In this issue, we highlight various modes and qualities that illustrate how collaboration has become essential for productive student learning. While notions of collaboration might seem second-hand or almost natural in today’s higher education vernacular, it is important to recognize how radical the idea also can be. Collaboration, as an idea, is counterintuitive to long-standing and powerful narratives of individualism and isolation that form many imaginings of the academy. Indeed, the picture of the lone students sequestering themselves into small cubbies in the library, surrounded by piles of books, volumes, and notepads, continues to circulate and inform our thoughts about how higher education looks and operates. Even in newly renovated buildings on campus, individual workspaces often outnumber collectivist or community-oriented spaces. The image of the solitary scholar burrowed away in a world of ideas still dominates populist conceptions of what higher learning looks like.
All this is to share that collaboration, while perhaps commonsensical to those who focus on student learning and development in higher education today, remains in tension with long-standing and powerful narratives about how learning in college is assumed to happen. This also flies in the face of decades of research from the learning sciences, which long ago demonstrated how all learning is both culturally mediated and a social activity. Yet the individualism of American culture and the hypercompetitive imperatives of global capitalism continues to position collaborative approaches to higher learning in the background. As the articles in this issue help illustrate, collaboration draws from and contributes back to other notions, such as community, care, and mutual benefit. These are the very values that often suffer when we think individually or toward singular benefit.

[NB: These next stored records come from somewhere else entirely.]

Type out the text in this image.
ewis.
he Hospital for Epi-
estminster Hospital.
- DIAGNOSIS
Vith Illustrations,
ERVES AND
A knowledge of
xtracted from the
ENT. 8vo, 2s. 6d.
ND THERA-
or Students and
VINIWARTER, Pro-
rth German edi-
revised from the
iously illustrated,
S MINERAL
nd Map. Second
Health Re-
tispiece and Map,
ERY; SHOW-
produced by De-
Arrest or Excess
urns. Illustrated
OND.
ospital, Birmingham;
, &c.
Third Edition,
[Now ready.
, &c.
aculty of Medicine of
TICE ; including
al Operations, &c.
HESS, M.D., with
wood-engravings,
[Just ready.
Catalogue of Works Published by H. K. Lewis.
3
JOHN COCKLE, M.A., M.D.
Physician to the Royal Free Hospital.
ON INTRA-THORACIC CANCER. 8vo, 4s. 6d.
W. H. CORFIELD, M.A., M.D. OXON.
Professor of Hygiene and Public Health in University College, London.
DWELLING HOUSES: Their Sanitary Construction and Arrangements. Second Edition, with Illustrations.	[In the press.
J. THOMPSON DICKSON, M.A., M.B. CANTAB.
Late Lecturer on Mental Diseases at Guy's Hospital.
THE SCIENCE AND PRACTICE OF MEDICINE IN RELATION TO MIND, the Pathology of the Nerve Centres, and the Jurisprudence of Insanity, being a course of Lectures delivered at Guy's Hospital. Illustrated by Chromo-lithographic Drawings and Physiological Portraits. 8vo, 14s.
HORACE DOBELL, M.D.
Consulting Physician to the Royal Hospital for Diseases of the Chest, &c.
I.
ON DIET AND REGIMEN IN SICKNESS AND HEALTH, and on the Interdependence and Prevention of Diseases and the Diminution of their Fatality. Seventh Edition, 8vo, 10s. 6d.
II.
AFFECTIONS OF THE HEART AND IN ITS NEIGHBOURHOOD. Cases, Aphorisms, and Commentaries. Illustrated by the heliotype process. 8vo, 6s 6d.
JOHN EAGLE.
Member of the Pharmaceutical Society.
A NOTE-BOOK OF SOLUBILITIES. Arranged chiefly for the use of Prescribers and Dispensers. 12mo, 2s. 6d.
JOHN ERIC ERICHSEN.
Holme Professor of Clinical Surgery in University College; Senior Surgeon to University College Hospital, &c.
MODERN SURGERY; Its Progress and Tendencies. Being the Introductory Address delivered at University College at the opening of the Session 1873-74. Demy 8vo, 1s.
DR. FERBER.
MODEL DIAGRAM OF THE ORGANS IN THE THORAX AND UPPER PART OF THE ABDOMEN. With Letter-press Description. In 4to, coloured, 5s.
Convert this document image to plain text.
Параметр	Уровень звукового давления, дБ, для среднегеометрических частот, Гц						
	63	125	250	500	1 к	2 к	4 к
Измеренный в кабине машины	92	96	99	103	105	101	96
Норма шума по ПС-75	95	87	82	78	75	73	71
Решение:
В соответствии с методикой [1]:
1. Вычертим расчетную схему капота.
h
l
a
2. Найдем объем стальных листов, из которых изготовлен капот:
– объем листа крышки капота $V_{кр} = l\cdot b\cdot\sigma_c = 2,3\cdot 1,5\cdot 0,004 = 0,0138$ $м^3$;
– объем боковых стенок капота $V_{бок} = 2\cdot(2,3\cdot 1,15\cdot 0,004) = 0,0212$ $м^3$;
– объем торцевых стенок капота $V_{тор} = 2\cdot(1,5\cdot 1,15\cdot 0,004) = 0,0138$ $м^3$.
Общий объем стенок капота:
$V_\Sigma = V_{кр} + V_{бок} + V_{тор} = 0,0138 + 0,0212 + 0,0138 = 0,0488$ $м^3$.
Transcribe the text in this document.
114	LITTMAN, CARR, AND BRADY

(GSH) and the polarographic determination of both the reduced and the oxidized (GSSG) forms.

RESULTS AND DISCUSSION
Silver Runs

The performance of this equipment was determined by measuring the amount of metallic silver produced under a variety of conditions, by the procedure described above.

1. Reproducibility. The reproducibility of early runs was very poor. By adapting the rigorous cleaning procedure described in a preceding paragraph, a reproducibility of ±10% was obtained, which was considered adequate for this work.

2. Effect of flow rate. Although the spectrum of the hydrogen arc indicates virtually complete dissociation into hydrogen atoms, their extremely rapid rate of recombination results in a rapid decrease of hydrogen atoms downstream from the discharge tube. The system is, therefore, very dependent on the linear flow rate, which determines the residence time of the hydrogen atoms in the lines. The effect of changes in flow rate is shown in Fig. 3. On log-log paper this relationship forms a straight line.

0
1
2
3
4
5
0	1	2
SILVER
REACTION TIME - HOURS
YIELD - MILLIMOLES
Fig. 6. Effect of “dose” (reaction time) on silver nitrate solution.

Within the pages of this issue, various opportunities and examples of collaboration are presented. Some engage externally to the institution, like Savitz-Romer and Rowan-Kenyon’s work on engaging industry. Some focus within classrooms, like Bettez’s piece about community commitments. In highlighting how collaboration can strengthen the capacity of the field of student learning professionals itself, Paige, Oliveros, and Reneau share reflections from their time at the former About Campus writer’s retreat. Finally, Byrne explains how student affairs professionals collaborate across STEM fields and extracurricular activities. I hope you will recognize the collaborative challenge to individualist narratives that I found in this issue’s contributions. Moreover, I hope you will take up the call for more collaborative approaches to higher learning.